Even though there were some struggles during my externship, one of the most impactful moments came during my very first day in the CVICU. My assigned patient had once been vibrant and active (especially in the videos that his family showed us) but now lay partially brain dead after a cardiac event. His family, influenced by their own experience with organ transplants (the patient’s fiancée’s mother had once received a heart) made the decision to donate his organs to help others. I came into that shift ready to fix problems, but in his room, I learned that sometimes comfort replaces cure. My nurse and I spent the day simply being present (holding his hand, listening to stories, and supporting the family as they began to grieve). We helped the family connect with the patient finger painting, washing the patient’s hair, and by using an ultrasound to make recordings of his heartbeat to put inside a teddy bear. These small acts seemed insignificant at the time but significantly impacted the families grieving process.

In school, organ donation was always taught like this super clean, clinical process that was step-by-step, organized, almost textbook-perfect. But when I actually experienced it with a real patient and their family, it was nothing like what I had imagined: it was not clean or simple; it was emotional and heavy and incredibly human. There were a couple of times during that shift when I just had to pull my preceptor aside and talk through what I was feeling, because I had never been part of anything like that before.
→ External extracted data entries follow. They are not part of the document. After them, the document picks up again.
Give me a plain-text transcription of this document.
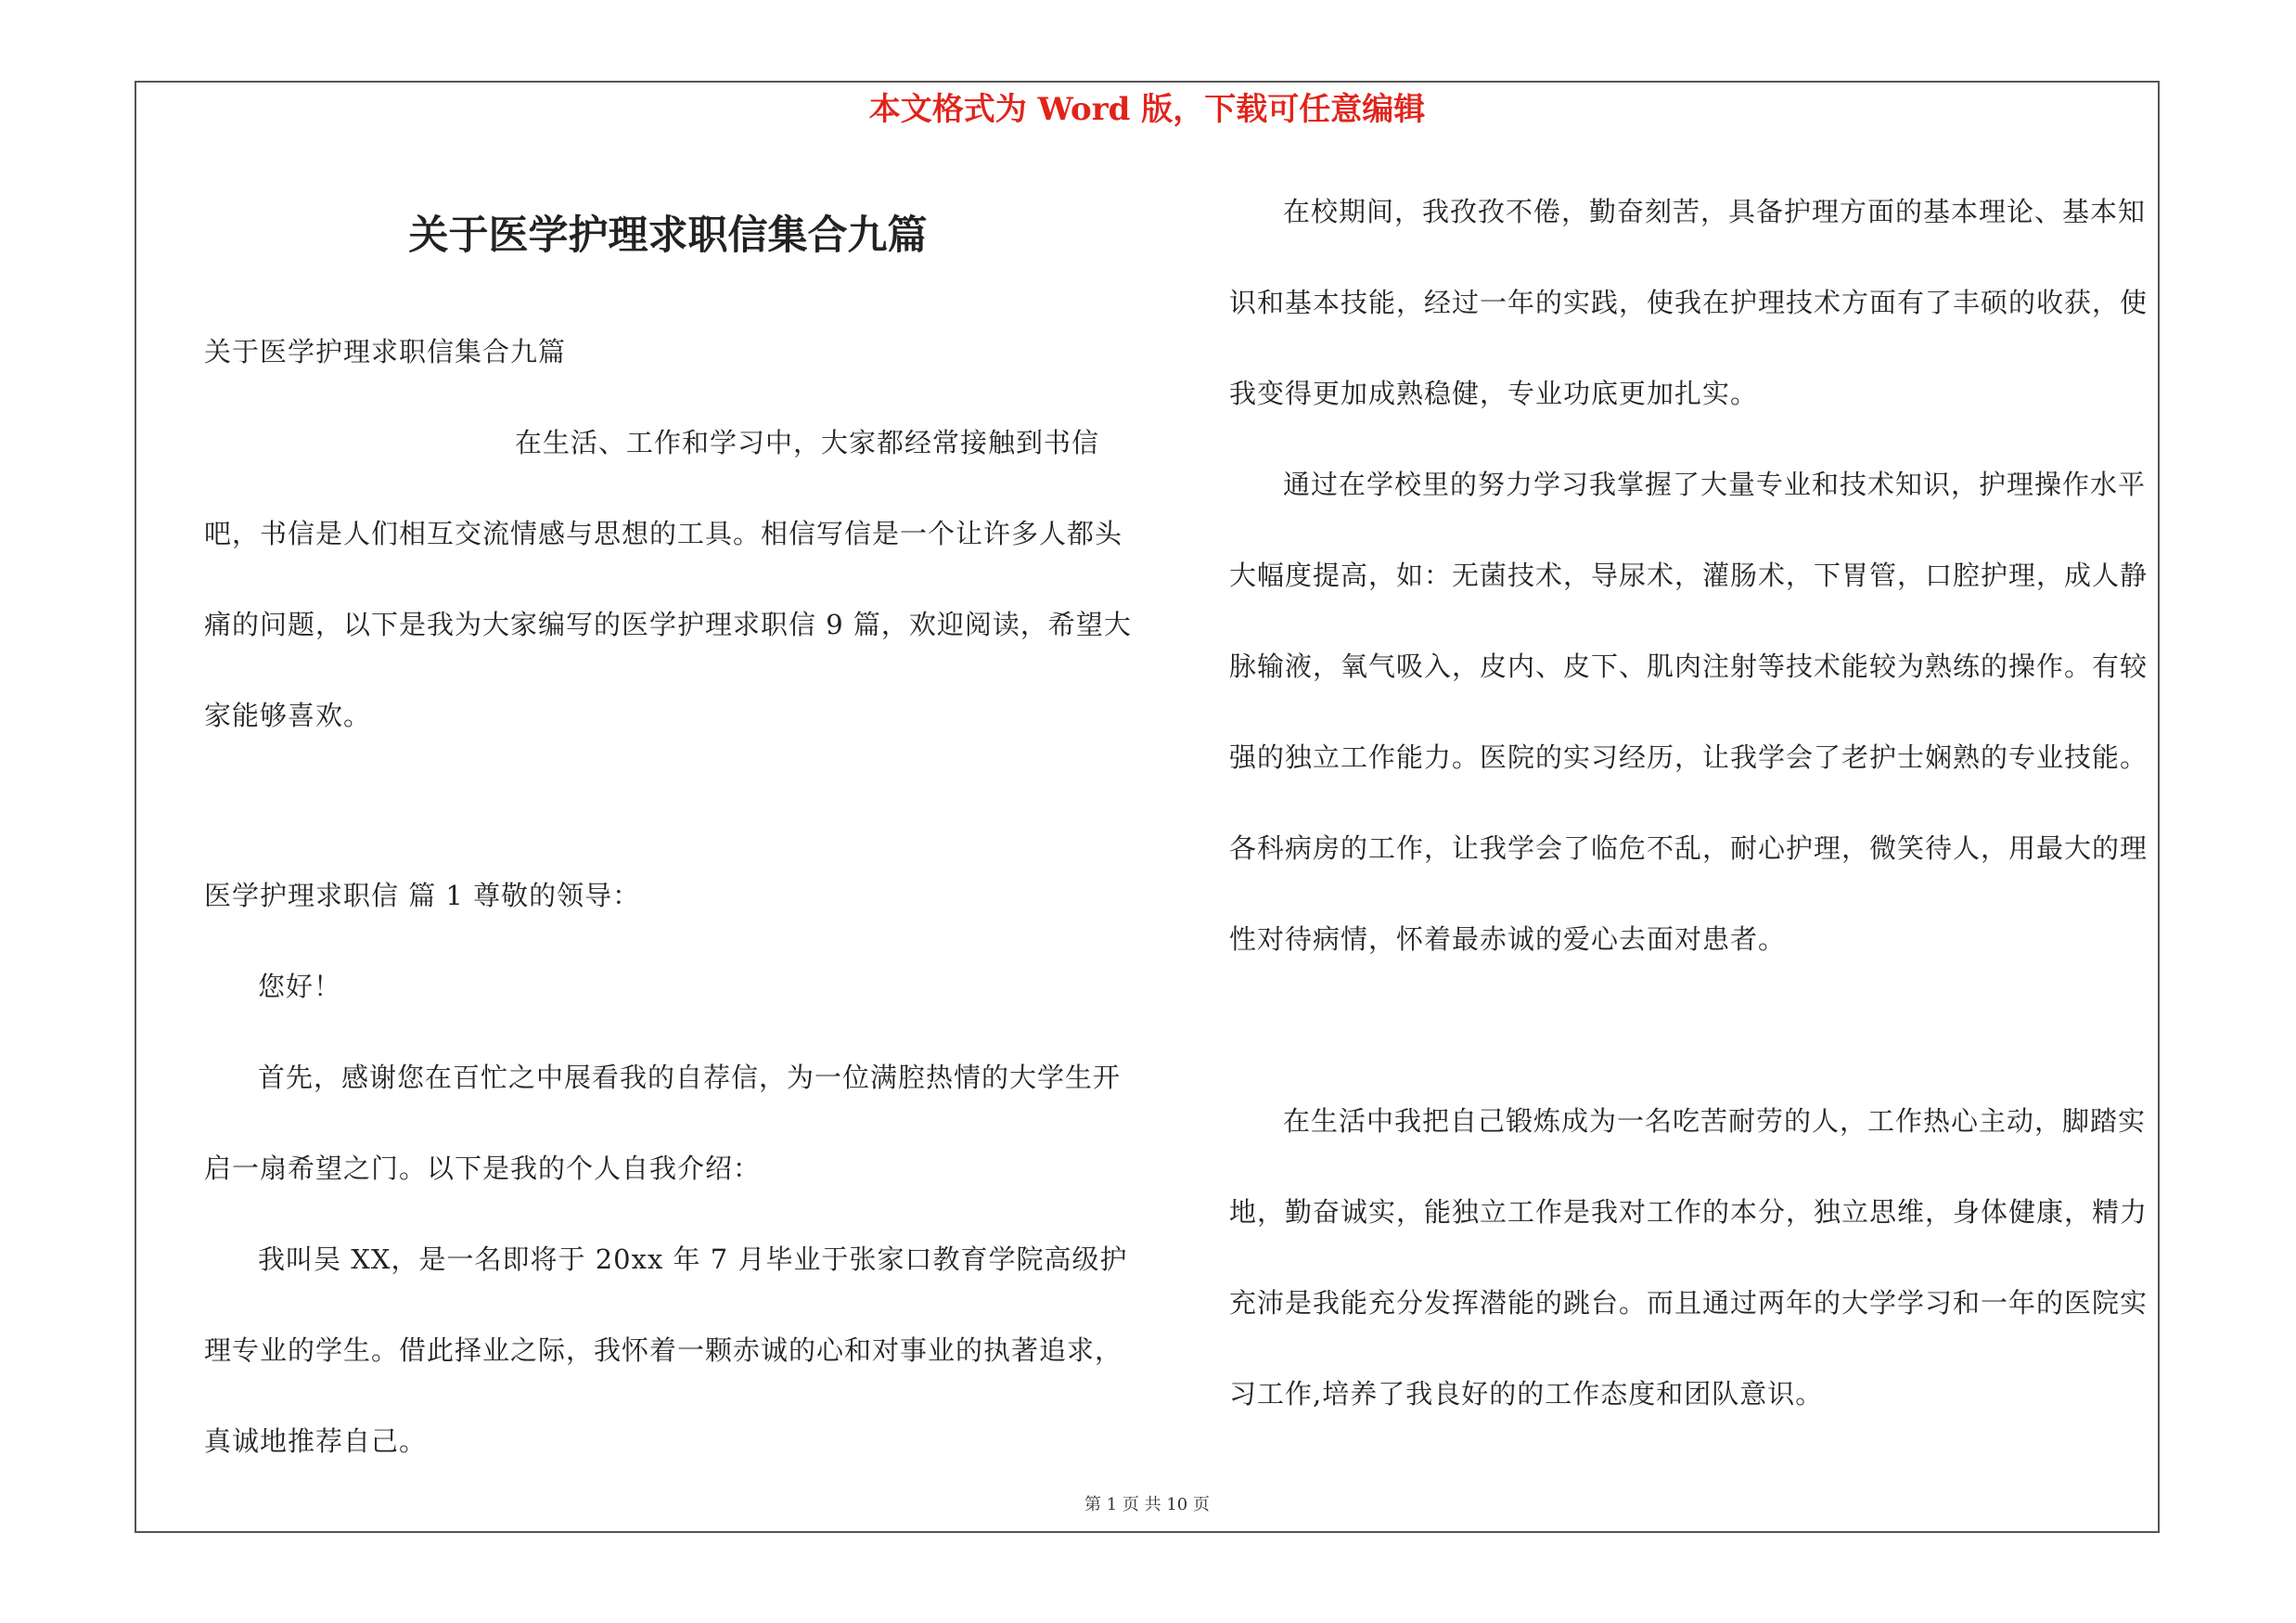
本文格式为 Word 版，下载可任意编辑
关于医学护理求职信集合九篇
关于医学护理求职信集合九篇
在生活、工作和学习中，大家都经常接触到书信吧，书信是人们相互交流情感与思想的工具。相信写信是一个让许多人都头痛的问题，以下是我为大家编写的医学护理求职信 9 篇，欢迎阅读，希望大家能够喜欢。
医学护理求职信 篇 1 尊敬的领导：
您好！
首先，感谢您在百忙之中展看我的自荐信，为一位满腔热情的大学生开启一扇希望之门。以下是我的个人自我介绍：
我叫吴 XX，是一名即将于 20xx 年 7 月毕业于张家口教育学院高级护理专业的学生。借此择业之际，我怀着一颗赤诚的心和对事业的执著追求，真诚地推荐自己。
在校期间，我孜孜不倦，勤奋刻苦，具备护理方面的基本理论、基本知识和基本技能，经过一年的实践，使我在护理技术方面有了丰硕的收获，使我变得更加成熟稳健，专业功底更加扎实。
通过在学校里的努力学习我掌握了大量专业和技术知识，护理操作水平大幅度提高，如：无菌技术，导尿术，灌肠术，下胃管，口腔护理，成人静脉输液，氧气吸入，皮内、皮下、肌肉注射等技术能较为熟练的操作。有较强的独立工作能力。医院的实习经历，让我学会了老护士娴熟的专业技能。各科病房的工作，让我学会了临危不乱，耐心护理，微笑待人，用最大的理性对待病情，怀着最赤诚的爱心去面对患者。
在生活中我把自己锻炼成为一名吃苦耐劳的人，工作热心主动，脚踏实地，勤奋诚实，能独立工作是我对工作的本分，独立思维，身体健康，精力充沛是我能充分发挥潜能的跳台。而且通过两年的大学学习和一年的医院实习工作,培养了我良好的的工作态度和团队意识。
第 1 页 共 10 页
In the moment, I was trying so hard to be a steady and strong person for the family to lean on; however, the second I walked out of the building, I just fell apart. I still think about that shift. It is one of those experiences that sticks with you and reminds you that nursing is so much more than skills and procedures. Honestly, it feels like nursing is just as much human connection as it technical skills (you have to learn how to show up for people when their world is falling apart).
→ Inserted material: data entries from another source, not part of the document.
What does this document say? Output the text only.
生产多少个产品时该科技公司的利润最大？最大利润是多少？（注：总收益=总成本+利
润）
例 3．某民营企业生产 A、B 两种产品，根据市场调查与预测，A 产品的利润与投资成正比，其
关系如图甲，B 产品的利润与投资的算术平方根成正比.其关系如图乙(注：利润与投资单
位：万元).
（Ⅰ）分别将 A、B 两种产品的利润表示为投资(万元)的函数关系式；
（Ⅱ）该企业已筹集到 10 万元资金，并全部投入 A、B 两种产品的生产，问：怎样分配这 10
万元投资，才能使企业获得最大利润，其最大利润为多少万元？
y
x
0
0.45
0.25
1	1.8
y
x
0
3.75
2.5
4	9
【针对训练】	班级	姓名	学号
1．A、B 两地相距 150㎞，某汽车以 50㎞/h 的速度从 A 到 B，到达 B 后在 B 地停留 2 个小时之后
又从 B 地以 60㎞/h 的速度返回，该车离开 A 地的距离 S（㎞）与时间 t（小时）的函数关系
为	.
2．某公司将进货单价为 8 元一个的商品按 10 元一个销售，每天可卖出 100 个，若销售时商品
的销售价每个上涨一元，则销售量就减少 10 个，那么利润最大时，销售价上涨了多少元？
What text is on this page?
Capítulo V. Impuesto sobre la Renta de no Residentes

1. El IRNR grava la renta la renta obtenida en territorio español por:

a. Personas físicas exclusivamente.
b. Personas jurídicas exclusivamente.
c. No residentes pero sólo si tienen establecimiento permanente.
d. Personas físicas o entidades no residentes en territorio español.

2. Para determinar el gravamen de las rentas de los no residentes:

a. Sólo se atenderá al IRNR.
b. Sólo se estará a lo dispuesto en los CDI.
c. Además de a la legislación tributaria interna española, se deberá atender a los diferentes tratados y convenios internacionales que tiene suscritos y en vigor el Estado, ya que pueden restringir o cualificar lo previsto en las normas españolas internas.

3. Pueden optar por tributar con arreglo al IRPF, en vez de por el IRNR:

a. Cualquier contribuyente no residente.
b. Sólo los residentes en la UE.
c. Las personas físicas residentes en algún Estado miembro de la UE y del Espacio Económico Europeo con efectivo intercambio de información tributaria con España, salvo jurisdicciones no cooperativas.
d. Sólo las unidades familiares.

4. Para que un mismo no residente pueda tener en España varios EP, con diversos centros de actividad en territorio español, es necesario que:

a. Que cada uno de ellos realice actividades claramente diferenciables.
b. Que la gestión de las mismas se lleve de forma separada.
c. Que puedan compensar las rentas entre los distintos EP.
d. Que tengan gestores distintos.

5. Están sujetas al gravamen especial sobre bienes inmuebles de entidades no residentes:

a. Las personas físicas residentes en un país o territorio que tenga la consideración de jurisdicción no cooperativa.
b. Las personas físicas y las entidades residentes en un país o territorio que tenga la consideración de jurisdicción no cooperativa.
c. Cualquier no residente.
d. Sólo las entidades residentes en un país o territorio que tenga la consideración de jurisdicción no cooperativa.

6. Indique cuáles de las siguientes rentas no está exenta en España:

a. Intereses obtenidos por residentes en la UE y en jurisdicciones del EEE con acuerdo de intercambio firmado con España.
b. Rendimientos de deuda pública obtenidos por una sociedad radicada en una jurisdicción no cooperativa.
A couple days later, when the time came for his Honor Walk, a silent hospital tradition honoring organ donors on the day of organ removal, I stood with dozens of healthcare workers as his bed was wheeled down the hall toward surgery. The atmosphere was filled with respect and quiet strength. I was later invited to his funeral, an experience that taught me the profound emotional depth of nursing. I remember hugging the patient’s fiancée’s daughter, who was my age, as she cried for the first time since his passing. It was a reminder that healing takes many forms, and sometimes, empathy is the most powerful medicine we can give.
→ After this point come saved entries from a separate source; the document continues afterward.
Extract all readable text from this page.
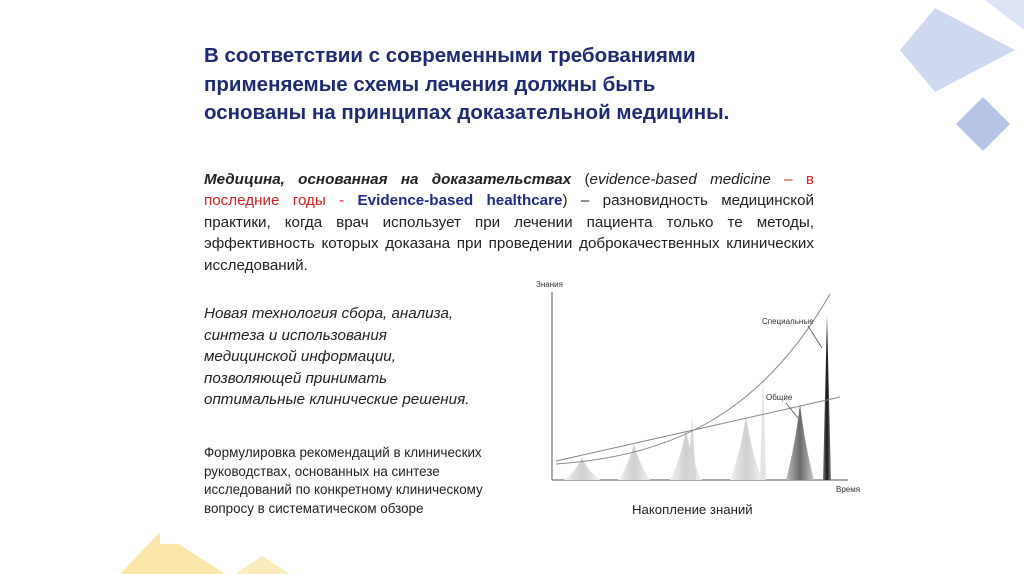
В соответствии с современными требованиями
применяемые схемы лечения должны быть
основаны на принципах доказательной медицины.

Медицина, основанная на доказательствах (evidence-based medicine – в последние годы - Evidence-based healthcare) – разновидность медицинской практики, когда врач использует при лечении пациента только те методы, эффективность которых доказана при проведении доброкачественных клинических исследований.

Новая технология сбора, анализа,
синтеза и использования
медицинской информации,
позволяющей принимать
оптимальные клинические решения.

Формулировка рекомендаций в клинических
руководствах, основанных на синтезе
исследований по конкретному клиническому
вопросу в систематическом обзоре

Знания
Время
Специальные
Общие

Накопление знаний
Nursing is a calling precisely because it demands empathy, resilience, and grace. It requires us to step into what is often the hardest day of someone’s life and offer understanding and hope. Nursing school provides the technical skills and knowledge to care for patients, but my externship at Roper St. Francis taught me what textbooks cannot. It taught me how to be an advocate, a listener, a professional, and a light for others in their darkest times. These experiences reaffirmed that nursing is not a job I chose; it is a lifestyle I am proud to live every day.

Shae Baldwin, originally from Mount Pleasant, South Carolina, is expected to graduate in December 2025 with her Bachelor of Science in Nursing. She has accepted a position at the Medical University of South Carolina’s Shawn Jenkins Children’s Hospital, where she will begin her career in the Pediatric Heart Center, working in both the Pediatric Cardiac Intensive Care Unit (PCICU) and the Pediatric Stepdown Unit. Passionate about caring for children with complex cardiac needs, Shae is excited to continue growing as a nurse and serving patients and families during some of their most vulnerable moments.